How to Drink Shochu
As with other liquors, there are various ways to enjoy this special beverage.
This is the best method to fully enjoy the rich taste of otsurui shochu, which should be consumed slightly chilled or at room temperature. If the alcoholic content is too high, consider sipping water between each taste.
On the Rocks (Poured over Ice Cubes)
This method is perfect in summer and goes well with all kinds of shochu, but especially with mugi-jochu and imo-jochu. The bigger the ice cubes, the better! Ice cubes should be from mineral or boiled water to avoid altering the taste.
Mixed with Cold Water ('Mizuwari')
This is the perfect way to enjoy shochu for those who don’t like or can’t handle strong drinks, as the beverage will keep its aroma but will become milder. Recommended for mugi-jochu or awamori, the water should be mixed 6 to 4 or 5 to 5 with shochu and left to rest overnight. Water can also be added right before drinking in a 2-parts-water to 8-parts-shochu mix.
Mixed with Warm Water ('Oyuwari')
This method allows you to enjoy the taste of shochu in even the tiny molecules of vapor, especially in winter. All otsurui shochu can be drunk in this way, and imo-jochu in particular. There are, however, some important tips to follow: The hot water must be poured in the glass before the shochu, and the ideal temperature is around 70 degrees Celsius (158°F). The water to shochu ratio is the same as above.
This is the traditional way to serve shochu. Kome-jochu and imo-jochu are especially perfect served this way, but please keep these tips in mind when warming all varieties of shochu. Kome-jochu should not be mixed with water, but the others can be mixed at the above ratio (4 parts water to 6 parts shochu) and then left to rest overnight. Then, the shochu must be warmed up in a kuro joka, a black pot specifically made for the purpose, by heating it on a charcoal stove or by placing it into boiling water. Warm shochu is ready when vapor starts to come from the pot, at around 45 degrees Celsius (113°F). Using a microwave will result in a very harsh-tasting shochu.

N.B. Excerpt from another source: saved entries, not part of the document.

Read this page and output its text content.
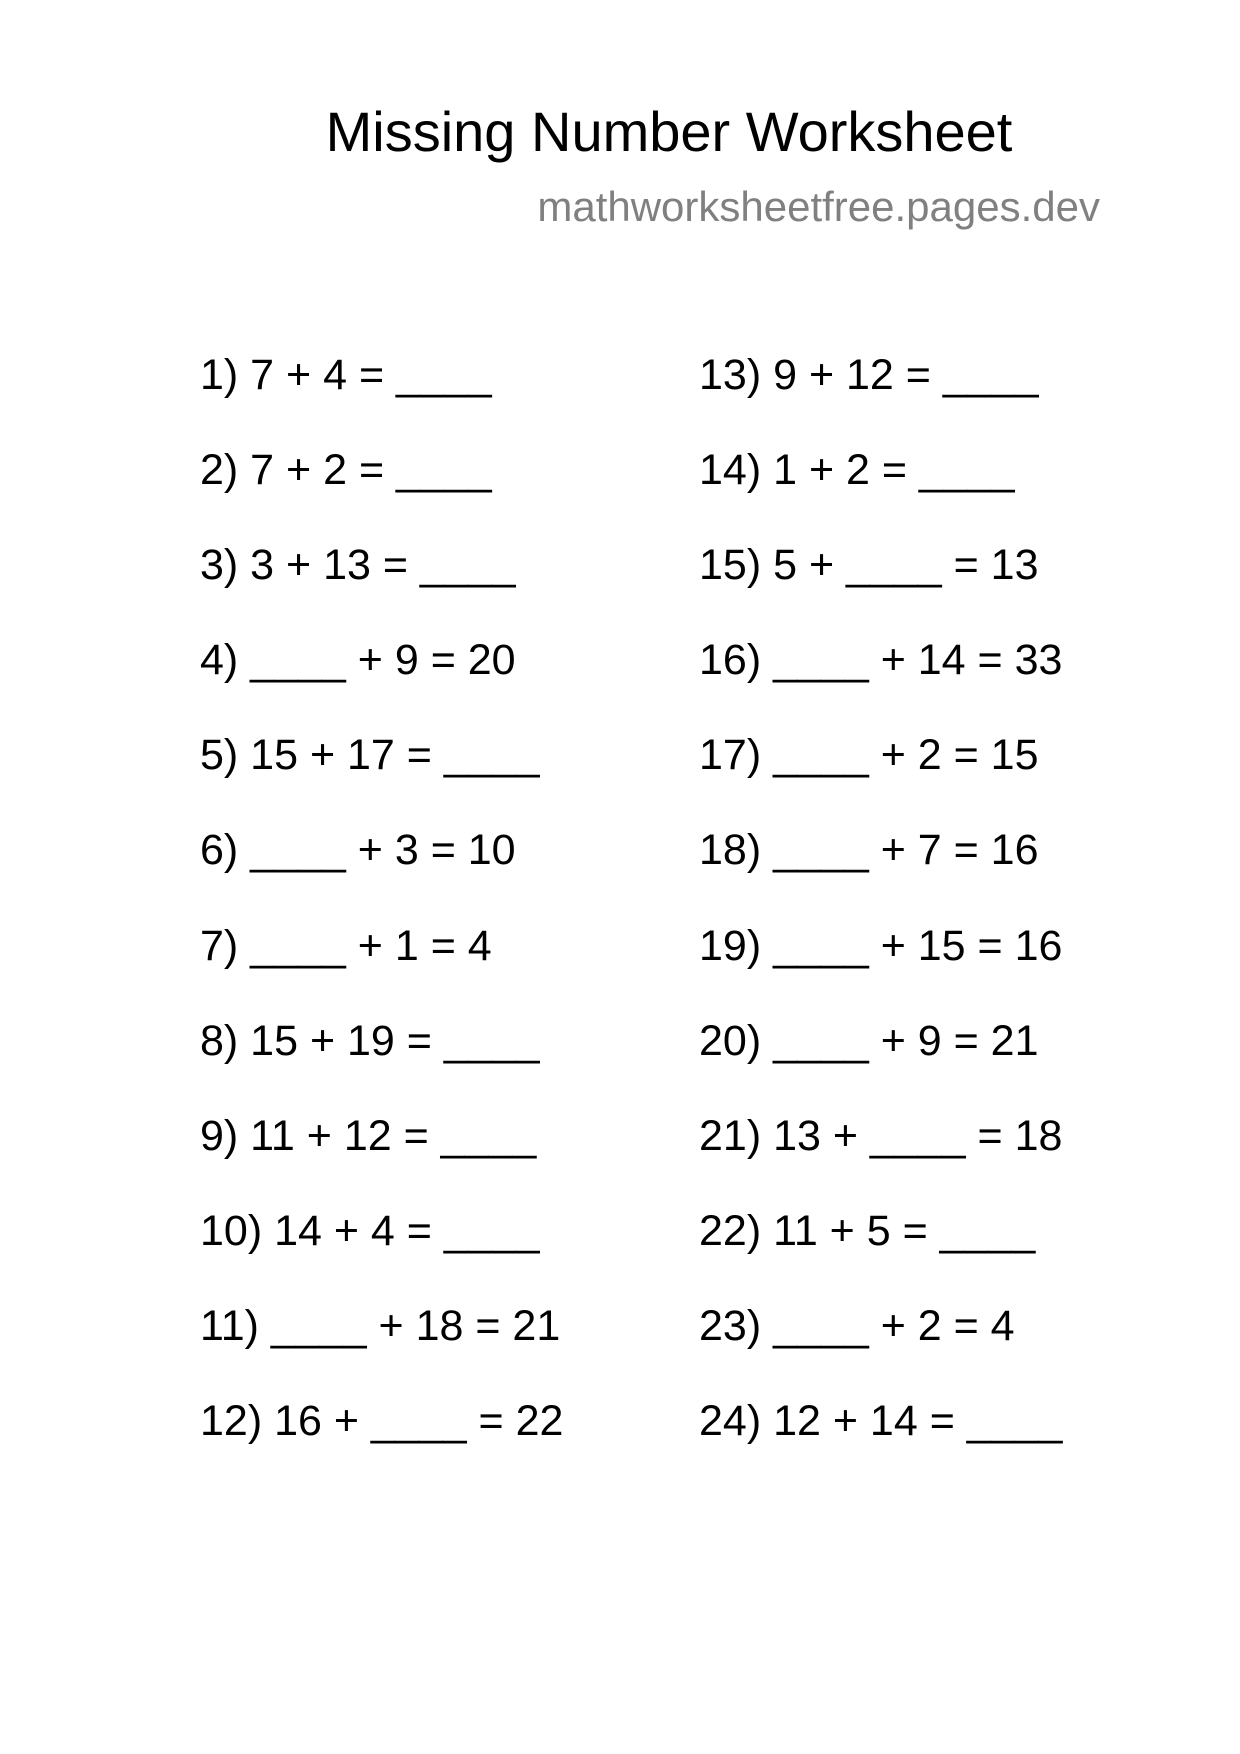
Missing Number Worksheet
mathworksheetfree.pages.dev
1) 7 + 4 = ____
2) 7 + 2 = ____
3) 3 + 13 = ____
4) ____ + 9 = 20
5) 15 + 17 = ____
6) ____ + 3 = 10
7) ____ + 1 = 4
8) 15 + 19 = ____
9) 11 + 12 = ____
10) 14 + 4 = ____
11) ____ + 18 = 21
12) 16 + ____ = 22
13) 9 + 12 = ____
14) 1 + 2 = ____
15) 5 + ____ = 13
16) ____ + 14 = 33
17) ____ + 2 = 15
18) ____ + 7 = 16
19) ____ + 15 = 16
20) ____ + 9 = 21
21) 13 + ____ = 18
22) 11 + 5 = ____
23) ____ + 2 = 4
24) 12 + 14 = ____
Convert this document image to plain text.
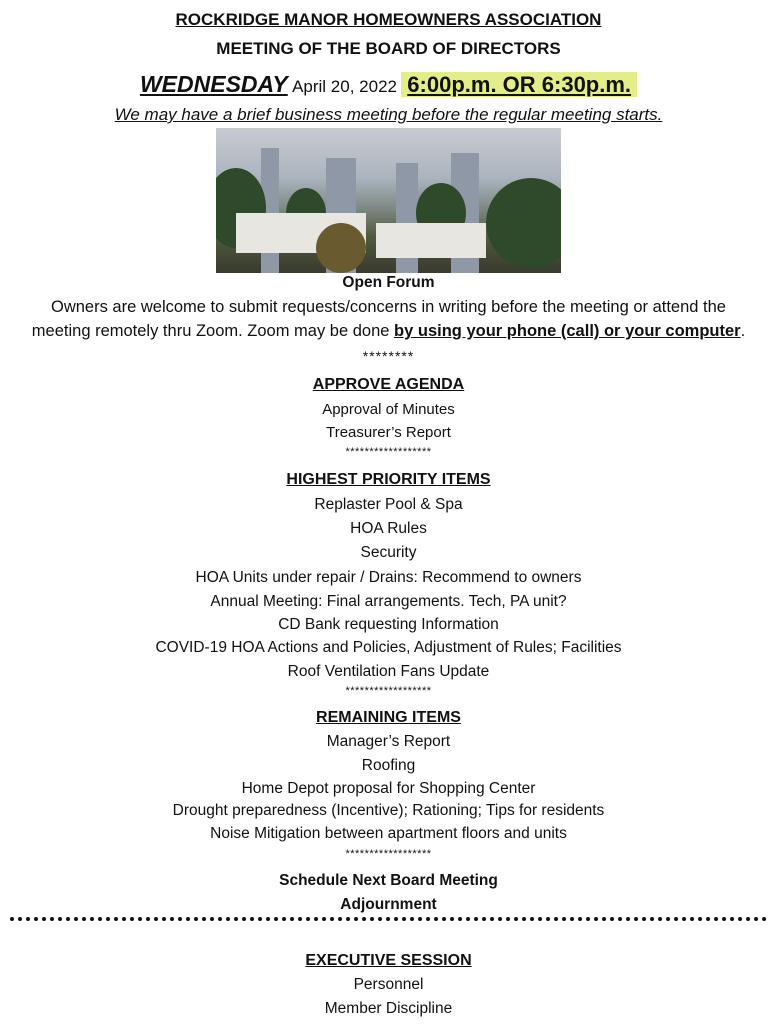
ROCKRIDGE MANOR HOMEOWNERS ASSOCIATION
MEETING OF THE BOARD OF DIRECTORS
WEDNESDAY April 20, 2022 6:00p.m. OR 6:30p.m.
We may have a brief business meeting before the regular meeting starts.
Open Forum
Owners are welcome to submit requests/concerns in writing before the meeting or attend the
meeting remotely thru Zoom. Zoom may be done by using your phone (call) or your computer.
********
APPROVE AGENDA
Approval of Minutes
Treasurer’s Report
******************
HIGHEST PRIORITY ITEMS
Replaster Pool & Spa
HOA Rules
Security
HOA Units under repair / Drains: Recommend to owners
Annual Meeting: Final arrangements. Tech, PA unit?
CD Bank requesting Information
COVID-19 HOA Actions and Policies, Adjustment of Rules; Facilities
Roof Ventilation Fans Update
******************
REMAINING ITEMS
Manager’s Report
Roofing
Home Depot proposal for Shopping Center
Drought preparedness (Incentive); Rationing; Tips for residents
Noise Mitigation between apartment floors and units
******************
Schedule Next Board Meeting
Adjournment
EXECUTIVE SESSION
Personnel
Member Discipline
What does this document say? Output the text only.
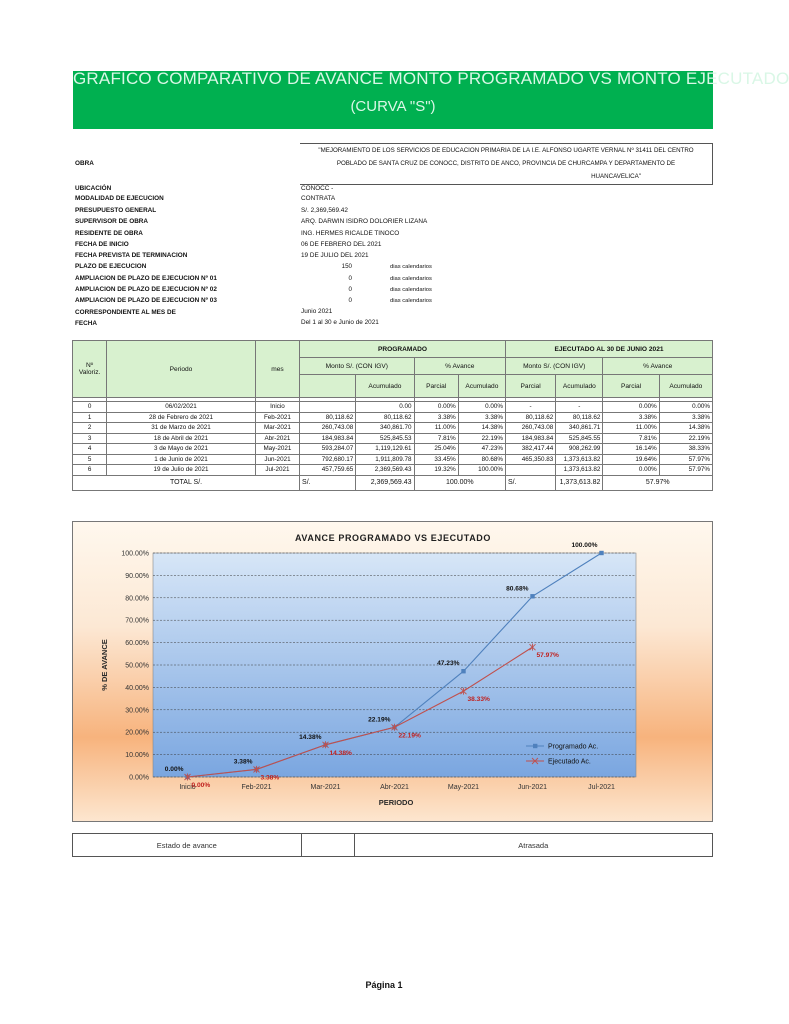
GRAFICO COMPARATIVO DE AVANCE MONTO PROGRAMADO VS MONTO EJECUTADO
(CURVA "S")
OBRA
"MEJORAMIENTO DE LOS SERVICIOS DE EDUCACION PRIMARIA DE LA I.E. ALFONSO UGARTE VERNAL Nº 31411 DEL CENTRO
POBLADO DE SANTA CRUZ DE CONOCC, DISTRITO DE ANCO, PROVINCIA DE CHURCAMPA Y DEPARTAMENTO DE
HUANCAVELICA"
UBICACIÓN	CONOCC -
MODALIDAD DE EJECUCION	CONTRATA
PRESUPUESTO GENERAL	S/. 2,369,569.42
SUPERVISOR DE OBRA	ARQ. DARWIN ISIDRO DOLORIER LIZANA
RESIDENTE DE OBRA	ING. HERMES RICALDE TINOCO
FECHA DE INICIO	06 DE FEBRERO DEL 2021
FECHA PREVISTA DE TERMINACION	19 DE JULIO DEL 2021
PLAZO DE EJECUCION	150	dias calendarios
AMPLIACION DE PLAZO DE EJECUCION Nº 01	0	dias calendarios
AMPLIACION DE PLAZO DE EJECUCION Nº 02	0	dias calendarios
AMPLIACION DE PLAZO DE EJECUCION Nº 03	0	dias calendarios
CORRESPONDIENTE AL MES DE	Junio 2021
FECHA	Del 1 al 30 e Junio de 2021
Nº
Valoriz.	Periodo	mes	PROGRAMADO				EJECUTADO AL 30 DE JUNIO 2021			
			Monto S/. (CON IGV)		% Avance		Monto S/. (CON IGV)		% Avance	
				Acumulado	Parcial	Acumulado	Parcial	Acumulado	Parcial	Acumulado

0	06/02/2021	Inicio		0.00	0.00%	0.00%	-	-	0.00%	0.00%
1	28 de Febrero de 2021	Feb-2021	80,118.62	80,118.62	3.38%	3.38%	80,118.62	80,118.62	3.38%	3.38%
2	31 de Marzo de 2021	Mar-2021	260,743.08	340,861.70	11.00%	14.38%	260,743.08	340,861.71	11.00%	14.38%
3	18 de Abril de 2021	Abr-2021	184,983.84	525,845.53	7.81%	22.19%	184,983.84	525,845.55	7.81%	22.19%
4	3 de Mayo de 2021	May-2021	593,284.07	1,119,129.61	25.04%	47.23%	382,417.44	908,262.99	16.14%	38.33%
5	1 de Junio de 2021	Jun-2021	792,680.17	1,911,809.78	33.45%	80.68%	465,350.83	1,373,613.82	19.64%	57.97%
6	19 de Julio de 2021	Jul-2021	457,759.65	2,369,569.43	19.32%	100.00%		1,373,613.82	0.00%	57.97%
TOTAL S/.			S/.	2,369,569.43	100.00%		S/.	1,373,613.82	57.97%	
AVANCE PROGRAMADO VS EJECUTADO
0.00%
10.00%
20.00%
30.00%
40.00%
50.00%
60.00%
70.00%
80.00%
90.00%
100.00%
Inicio	Feb-2021	Mar-2021	Abr-2021	May-2021	Jun-2021	Jul-2021
0.00%
3.38%
14.38%
22.19%
47.23%
80.68%
100.00%
0.00%
3.38%
14.38%
22.19%
38.33%
57.97%
% DE AVANCE
PERIODO
Programado Ac.
Ejecutado Ac.
Estado de avance		Atrasada
Página 1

Finally, shochu can also be mixed with oolong tea and fruit juices such as orange, peach and grapefruit. In Tokyo, it is also sometimes served in izakaya (Japanese-style pubs) together with Hoppy (ホッピー), a beer-flavored alcohol drink (with only 0.8 percent alcohol) produced by the Hoppy Beverage Company.
Shochu is also the main alcoholic ingredient in chuhai ( 酎ハイ), a common cocktail prepared by mixing it with carbonated water and different fruity flavors (like lemon, grapefruit, apple, ume, yuzu, etc.), and available in cans in convenience stores and supermarkets.
So now you know what you're drinking!